# How to calculate TPR and FPR and plot ROC curves for object detection?

According to its Wikipedia page, receiver operating curves are created by plotting the TPR vs. the FPR at various discrimination thresholds where:

TPR = TP / (TP + FN)

FPR = FP / (FP + TN)


What would be the process of plotting this ROC curve with an object detection model? Can this only be accomplished with a multi-class object detection model and not single class?

To my understanding, we must pit a class against all other classes to come up with an ROC curve (at least specifically with obj det models). That is, if we have classes A, B, and C, then an ROC curve for class A would be class A vs B and C, and so on. It is impossible to have an ROC curve otherwise because we cannot calculate TN's and FN's with object detection of a single class.

If the above is correct, would the below be reasonable to calculate the ROC curve of class A vs B, C? (Specifically, is my understanding of FP's, FN's, TP's, TN's and TPR and FPR in this context at each iteration correct?)

1. Run inference on a test dataset, saving predictions in a list in the order of confidence scores (descending). A single prediction consists of a confidence score, bounding box, and label.

2. Iterate through the list of predictions. Calculate FP, FN, TP, TN at each iteration where:

a. False Positive = model predicted an object as A when the object is not A (could be B, C, or nothing) or the A bounding box does not exceed the IOU thresh.

b. False Negative = model predicted an object as B or C but it was not B or C, or the B or C prediction was correct but the bounding box did not exceed the IOU thresh.

c. True Positive = model correctly predicted class A and the A bounding box exceeds the IOU thresh.

d. True Negative = model correctly predicted class B or C and the B or C bounding box exceeds the IOU thresh.

3. With these values at each iteration, we then add them to a global count of each. For eg. global_false_positive += iter_false_positive).

4. With each global value at each iteration, we can calculate the TPR and FPR up to that confidence score (row). This (TPR, FPR) pair is a coordinate in the ROC curve.

5. Plot FPR vs TPR. This gives us the ROC curve for Class A vs B and C. Repeat the two for B vs A and C and C vs A and B.

True Negative (TN): Does not apply. It would represent a corrected misdetection. In the object detection task there are many possible bounding boxes that should not be detected within an image. Thus, TN would be all possible bounding boxes that were corrrectly not detected (so many possible boxes within an image). That's why it is not used by the metrics.

So, no TN, no FPR, no ROC curve!

Metrics like TPR, FPR, and AUC-ROC are defined for the binary classification problem. When you have more than two classes it is necessary to first transform the problem into a binary classification problem. The usual strategy for doing this is called one vs. all (although the nomenclature is not very standardized) and is exactly what you intuited it should be: treat one class as the positive class and all others as the negative class. This gets you one ROC curve per class.

There are actually two common strategies for combining such metrics into an average across all classes: micro averages and macro averages. The macro average simply computes the metric for each class, then averages them together. The micro average is closer to what you propose, and adds together the numbers of true positives and false positives before taking ratios. Arguably the micro approach is less misleading, but that's grossly simplifying. Read the linked answer for a more detailed discussion.
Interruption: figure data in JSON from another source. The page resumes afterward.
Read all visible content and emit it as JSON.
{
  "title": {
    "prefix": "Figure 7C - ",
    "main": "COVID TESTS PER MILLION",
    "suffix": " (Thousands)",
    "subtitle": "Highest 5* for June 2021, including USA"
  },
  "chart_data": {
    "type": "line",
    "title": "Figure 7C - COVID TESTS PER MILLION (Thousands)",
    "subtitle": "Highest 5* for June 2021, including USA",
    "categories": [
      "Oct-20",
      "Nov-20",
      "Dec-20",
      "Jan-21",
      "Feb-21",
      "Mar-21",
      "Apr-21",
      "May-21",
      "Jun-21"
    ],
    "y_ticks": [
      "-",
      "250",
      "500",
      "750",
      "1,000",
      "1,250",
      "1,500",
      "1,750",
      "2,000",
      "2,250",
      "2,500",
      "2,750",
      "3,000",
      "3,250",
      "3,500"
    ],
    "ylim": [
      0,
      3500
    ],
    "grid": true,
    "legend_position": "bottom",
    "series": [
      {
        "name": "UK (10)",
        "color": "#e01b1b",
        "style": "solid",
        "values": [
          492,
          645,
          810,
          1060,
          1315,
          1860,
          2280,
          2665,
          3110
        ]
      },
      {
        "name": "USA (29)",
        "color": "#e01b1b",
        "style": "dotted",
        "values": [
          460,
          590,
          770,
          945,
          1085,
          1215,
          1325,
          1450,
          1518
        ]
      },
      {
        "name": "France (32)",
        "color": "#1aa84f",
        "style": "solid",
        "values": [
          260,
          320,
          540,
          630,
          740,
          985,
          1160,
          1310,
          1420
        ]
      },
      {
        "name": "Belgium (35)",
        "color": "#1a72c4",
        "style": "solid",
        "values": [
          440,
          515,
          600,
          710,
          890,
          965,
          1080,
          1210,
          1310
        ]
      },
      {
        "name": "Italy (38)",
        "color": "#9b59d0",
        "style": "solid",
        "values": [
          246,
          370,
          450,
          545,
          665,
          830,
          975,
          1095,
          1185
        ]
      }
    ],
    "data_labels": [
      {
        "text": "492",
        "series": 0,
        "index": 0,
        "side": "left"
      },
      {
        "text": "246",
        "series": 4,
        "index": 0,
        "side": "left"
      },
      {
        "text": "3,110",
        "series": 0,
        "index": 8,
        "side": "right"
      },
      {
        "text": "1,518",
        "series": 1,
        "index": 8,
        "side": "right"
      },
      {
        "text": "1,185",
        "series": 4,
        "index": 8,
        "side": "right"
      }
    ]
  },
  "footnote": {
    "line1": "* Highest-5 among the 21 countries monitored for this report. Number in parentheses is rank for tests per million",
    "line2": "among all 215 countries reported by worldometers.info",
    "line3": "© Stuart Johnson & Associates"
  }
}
The strategy you outline for drawing a combined ROC curve is basically to compute the micro averaged TPR and FPR for a series of thresholds, then draw an ROC curve from that. That certainly gets you a curve but I'm not sure I would still call it an ROC curve. As the curve goes up, the model is probably doing better in some sense, although I would worry that it would obscure the trade-offs being made under the hood.

Personally, I would find such a chart difficult to interpret. I would prefer to see aggregate metrics like accuracy (which is defined for the multiclass problem.) That is how results for ImageNet are usually reported, for example. Aggregate $$F_1$$ scores or AUC scores computed via micro averaging might also be interesting. Too much information obscures; we want a single metric that simply represents "goodness." Such single number metrics could be used for hyper-optimization, for example.

It is usually more instructive to look at misses than abstract ROC curves. For example, when an algorithm misclassifies a "housecat", does it label it a "tiger" or a "bulldozer?" Does it fail in bad light, from unusual angles, when the image is inverted or rotated, or in black-and-white? These insights more directly lead to concrete actions that can be taken to improve the algorithm or augment the training data.

You mention image detection and metrics like Intersection-over-Union which suggest you are interested in the object localization problem - finding where exactly in the image the object is located. The ImageNet challenge defines a metric for that, which you can find on their website.